As you can see, my hop plant has re-emerged, and with it my hopes to one day brew with homegrown hops. Earlier this year spider mites attacked and devastated my lone hop plant (of the Chinook variety). You can see the carnage on top of the soil where the new shoots are sprouting. Everything was going fine, the plant was growing extremely fast, I already trellised it up and across the window (it was probably a good 15-20ft long if I unravelled it), and then one day the bottom leaves started to turn brown.
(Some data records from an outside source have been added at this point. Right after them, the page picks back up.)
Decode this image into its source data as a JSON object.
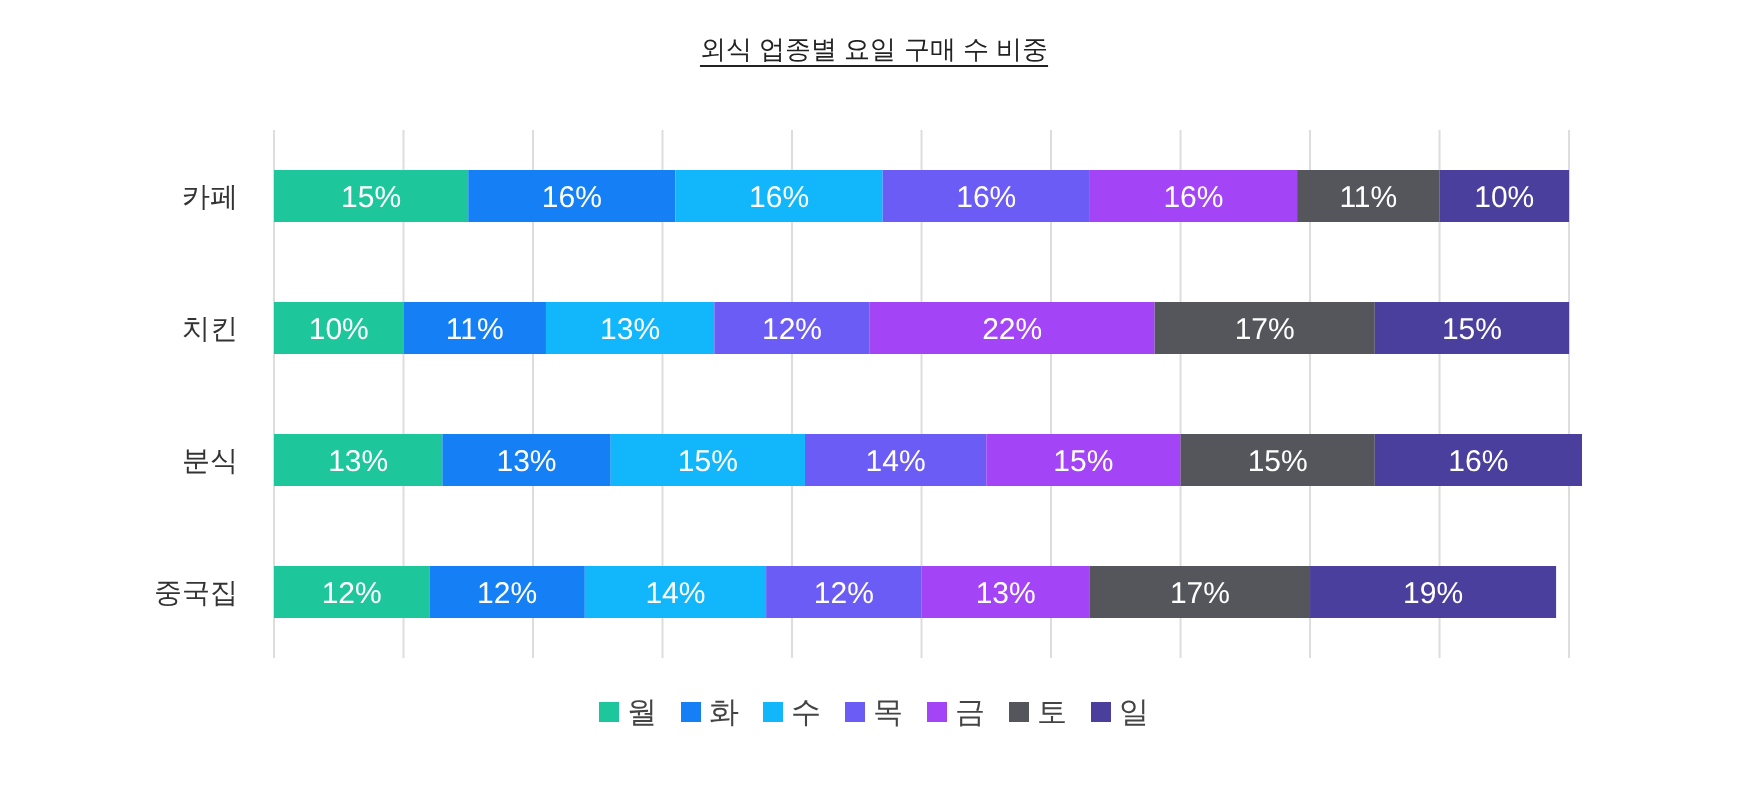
{
  "chart_data": {
    "type": "bar",
    "orientation": "horizontal",
    "stacked": true,
    "title": "외식 업종별 요일 구매 수 비중",
    "categories": [
      "카페",
      "치킨",
      "분식",
      "중국집"
    ],
    "series": [
      {
        "name": "월",
        "color": "#1ec79b",
        "values": [
          15,
          10,
          13,
          12
        ],
        "value_labels": [
          "15%",
          "10%",
          "13%",
          "12%"
        ]
      },
      {
        "name": "화",
        "color": "#1580f5",
        "values": [
          16,
          11,
          13,
          12
        ],
        "value_labels": [
          "16%",
          "11%",
          "13%",
          "12%"
        ]
      },
      {
        "name": "수",
        "color": "#12b7fb",
        "values": [
          16,
          13,
          15,
          14
        ],
        "value_labels": [
          "16%",
          "13%",
          "15%",
          "14%"
        ]
      },
      {
        "name": "목",
        "color": "#6b5cf6",
        "values": [
          16,
          12,
          14,
          12
        ],
        "value_labels": [
          "16%",
          "12%",
          "14%",
          "12%"
        ]
      },
      {
        "name": "금",
        "color": "#a444f7",
        "values": [
          16,
          22,
          15,
          13
        ],
        "value_labels": [
          "16%",
          "22%",
          "15%",
          "13%"
        ]
      },
      {
        "name": "토",
        "color": "#55565c",
        "values": [
          11,
          17,
          15,
          17
        ],
        "value_labels": [
          "11%",
          "17%",
          "15%",
          "17%"
        ]
      },
      {
        "name": "일",
        "color": "#4a3f9c",
        "values": [
          10,
          15,
          16,
          19
        ],
        "value_labels": [
          "10%",
          "15%",
          "16%",
          "19%"
        ]
      }
    ],
    "xlim": [
      0,
      101
    ],
    "xticks": [
      {
        "value": 0,
        "label": null
      },
      {
        "value": 10,
        "label": null
      },
      {
        "value": 20,
        "label": null
      },
      {
        "value": 30,
        "label": null
      },
      {
        "value": 40,
        "label": null
      },
      {
        "value": 50,
        "label": null
      },
      {
        "value": 60,
        "label": null
      },
      {
        "value": 70,
        "label": null
      },
      {
        "value": 80,
        "label": null
      },
      {
        "value": 90,
        "label": null
      },
      {
        "value": 100,
        "label": null
      }
    ],
    "tick_labels": "y",
    "grid": "x",
    "legend": "bottom"
  }
}
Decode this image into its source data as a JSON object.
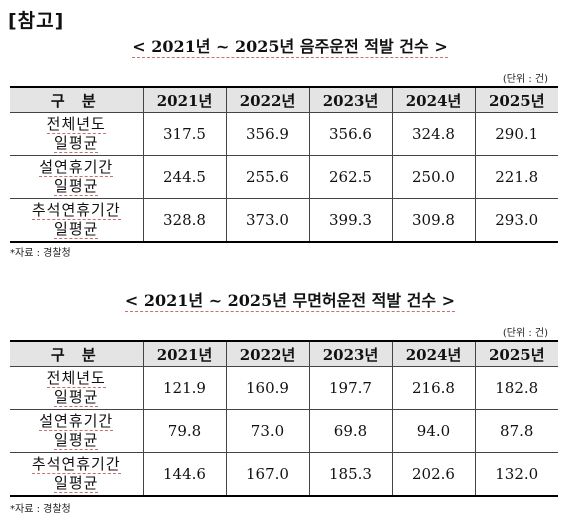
{
  "ref_label": "[참고]",
  "sections": [
    {
      "title": "< 2021년 ~ 2025년 음주운전 적발 건수 >",
      "unit": "(단위 : 건)",
      "header": [
        "구 분",
        "2021년",
        "2022년",
        "2023년",
        "2024년",
        "2025년"
      ],
      "rows": [
        {
          "label_1": "전체년도",
          "label_2": "일평균",
          "values": [
            "317.5",
            "356.9",
            "356.6",
            "324.8",
            "290.1"
          ]
        },
        {
          "label_1": "설연휴기간",
          "label_2": "일평균",
          "values": [
            "244.5",
            "255.6",
            "262.5",
            "250.0",
            "221.8"
          ]
        },
        {
          "label_1": "추석연휴기간",
          "label_2": "일평균",
          "values": [
            "328.8",
            "373.0",
            "399.3",
            "309.8",
            "293.0"
          ]
        }
      ],
      "source": "*자료 : 경찰청"
    },
    {
      "title": "< 2021년 ~ 2025년 무면허운전 적발 건수 >",
      "unit": "(단위 : 건)",
      "header": [
        "구 분",
        "2021년",
        "2022년",
        "2023년",
        "2024년",
        "2025년"
      ],
      "rows": [
        {
          "label_1": "전체년도",
          "label_2": "일평균",
          "values": [
            "121.9",
            "160.9",
            "197.7",
            "216.8",
            "182.8"
          ]
        },
        {
          "label_1": "설연휴기간",
          "label_2": "일평균",
          "values": [
            "79.8",
            "73.0",
            "69.8",
            "94.0",
            "87.8"
          ]
        },
        {
          "label_1": "추석연휴기간",
          "label_2": "일평균",
          "values": [
            "144.6",
            "167.0",
            "185.3",
            "202.6",
            "132.0"
          ]
        }
      ],
      "source": "*자료 : 경찰청"
    }
  ]
}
Pretty soon more leaves were turning brown. One by one, all the way up the twine trellis, each leaf was slowly decimated. I could see the little bugs under the leaves, but no matter how many times I sprayed them with soapy water or smushed them between my fingers I couldn’t defeat them. Then one week they must have multiplied because in a flash all of the growth was brown and leaves were sent raining onto the sill below.
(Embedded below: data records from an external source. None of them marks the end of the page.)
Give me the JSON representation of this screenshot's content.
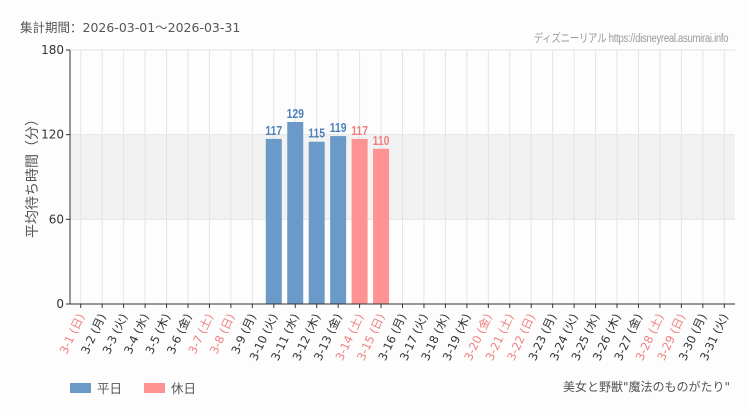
{
  "header": {
    "period_label": "集計期間：2026-03-01～2026-03-31",
    "site_credit": "ディズニーリアル https://disneyreal.asumirai.info"
  },
  "footer": {
    "attraction_name": "美女と野獣\"魔法のものがたり\""
  },
  "legend": [
    {
      "label": "平日",
      "color": "#6b9ac8"
    },
    {
      "label": "休日",
      "color": "#ff9393"
    }
  ],
  "colors": {
    "weekday": "#6b9ac8",
    "holiday": "#ff9393",
    "weekday_label": "#4f80b8",
    "holiday_label": "#f08080",
    "axis_text": "#333333",
    "band": "#f2f2f2",
    "grid": "#e4e4e4"
  },
  "chart_data": {
    "type": "bar",
    "title": "",
    "xlabel": "",
    "ylabel": "平均待ち時間（分）",
    "ylim": [
      0,
      180
    ],
    "yticks": [
      0,
      60,
      120,
      180
    ],
    "grid": true,
    "highlight_band": [
      60,
      120
    ],
    "legend_position": "bottom-left",
    "categories": [
      "3-1 (日)",
      "3-2 (月)",
      "3-3 (火)",
      "3-4 (水)",
      "3-5 (木)",
      "3-6 (金)",
      "3-7 (土)",
      "3-8 (日)",
      "3-9 (月)",
      "3-10 (火)",
      "3-11 (水)",
      "3-12 (木)",
      "3-13 (金)",
      "3-14 (土)",
      "3-15 (日)",
      "3-16 (月)",
      "3-17 (火)",
      "3-18 (水)",
      "3-19 (木)",
      "3-20 (金)",
      "3-21 (土)",
      "3-22 (日)",
      "3-23 (月)",
      "3-24 (火)",
      "3-25 (水)",
      "3-26 (木)",
      "3-27 (金)",
      "3-28 (土)",
      "3-29 (日)",
      "3-30 (月)",
      "3-31 (火)"
    ],
    "holiday_flags": [
      true,
      false,
      false,
      false,
      false,
      false,
      true,
      true,
      false,
      false,
      false,
      false,
      false,
      true,
      true,
      false,
      false,
      false,
      false,
      true,
      true,
      true,
      false,
      false,
      false,
      false,
      false,
      true,
      true,
      false,
      false
    ],
    "series": [
      {
        "name": "平日",
        "values": [
          null,
          null,
          null,
          null,
          null,
          null,
          null,
          null,
          null,
          117,
          129,
          115,
          119,
          null,
          null,
          null,
          null,
          null,
          null,
          null,
          null,
          null,
          null,
          null,
          null,
          null,
          null,
          null,
          null,
          null,
          null
        ]
      },
      {
        "name": "休日",
        "values": [
          null,
          null,
          null,
          null,
          null,
          null,
          null,
          null,
          null,
          null,
          null,
          null,
          null,
          117,
          110,
          null,
          null,
          null,
          null,
          null,
          null,
          null,
          null,
          null,
          null,
          null,
          null,
          null,
          null,
          null,
          null
        ]
      }
    ]
  }
}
So, in denial, I forgot about it. It’s summertime and summertime is not brewing time. Too hot for brewing in the apartment and too hot for the beer to properly ferment. However, the weather has definitely turned in NYC. It’s starting to get "a little chilly out", as Sweetbreads would say. Yesterday was the official “Ok, it’s kinda cold, everyone in NYC break out the sweaters and scarves day”. So I’ve been in the brewing frame of mind. I decided to re-visit my hop plant, or should I say rhizome. Thankfully, hop plants don’t sprout from seeds, they sprout from ‘rhizomes’ (really a fancy word for ‘root’). Check out how it came in the mail
So that hop rhizome had been sitting in the soil since the attack (late July), licking its wounds and not sending up any new shoots. I left it baking in the soil and figured it was dead. I had cut the old vine after it dried and now we have these cool hop-vine sticks, but no fresh hops. Just a large empty pot. Or so I thought.
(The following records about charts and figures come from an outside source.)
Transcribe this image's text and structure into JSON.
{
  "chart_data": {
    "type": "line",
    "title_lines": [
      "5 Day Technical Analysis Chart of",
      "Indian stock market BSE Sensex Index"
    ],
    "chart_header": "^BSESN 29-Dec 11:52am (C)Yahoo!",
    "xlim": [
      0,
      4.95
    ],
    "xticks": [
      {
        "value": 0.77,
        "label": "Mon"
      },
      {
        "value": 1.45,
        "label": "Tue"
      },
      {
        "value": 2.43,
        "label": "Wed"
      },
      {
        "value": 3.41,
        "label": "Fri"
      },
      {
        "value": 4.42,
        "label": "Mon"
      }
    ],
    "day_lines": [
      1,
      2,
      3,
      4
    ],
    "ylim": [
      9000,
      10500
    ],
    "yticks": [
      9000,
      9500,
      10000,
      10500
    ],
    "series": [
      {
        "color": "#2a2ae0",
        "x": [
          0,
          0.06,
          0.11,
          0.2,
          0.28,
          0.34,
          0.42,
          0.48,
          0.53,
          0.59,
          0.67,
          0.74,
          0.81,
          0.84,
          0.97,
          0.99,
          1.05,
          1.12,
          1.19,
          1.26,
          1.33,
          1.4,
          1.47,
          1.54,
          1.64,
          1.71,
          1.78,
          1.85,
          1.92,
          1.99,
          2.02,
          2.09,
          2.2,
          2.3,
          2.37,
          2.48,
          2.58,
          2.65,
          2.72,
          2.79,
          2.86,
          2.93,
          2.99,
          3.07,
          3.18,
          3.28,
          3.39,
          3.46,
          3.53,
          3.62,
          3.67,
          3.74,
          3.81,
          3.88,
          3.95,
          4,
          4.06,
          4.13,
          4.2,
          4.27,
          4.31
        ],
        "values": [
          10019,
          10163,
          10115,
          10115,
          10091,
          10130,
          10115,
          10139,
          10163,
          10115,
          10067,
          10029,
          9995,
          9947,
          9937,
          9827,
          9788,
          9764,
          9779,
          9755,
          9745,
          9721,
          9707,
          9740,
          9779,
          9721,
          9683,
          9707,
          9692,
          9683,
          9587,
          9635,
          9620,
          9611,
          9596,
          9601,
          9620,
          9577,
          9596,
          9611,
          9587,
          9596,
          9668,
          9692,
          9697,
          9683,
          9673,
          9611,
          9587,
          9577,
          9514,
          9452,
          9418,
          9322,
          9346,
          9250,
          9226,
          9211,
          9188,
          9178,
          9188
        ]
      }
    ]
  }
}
Earlier this week I gave the rhizome some water and then later in the week gave it a little more. Yesterday I woke up to see three new shoots. Awesome, only now I am living in fear of the spider mites. Will they come back? Will they bring their devilish friends? Sweetbreads told me that the females live in the soil, just waiting to have babies and chow down on the next crop. "Bleepin' mites", I thought to myself, of course they do. Well, now I’m on a mission to stop them. I don’t know what my plan of attack will be, but I’m open to suggestions. I'm not talking about googling "how to defeat spider mites", I already did that...and failed. I need some old school ninja tactics.
Oh, and hop plants grow a few inches a day, so better get on the move!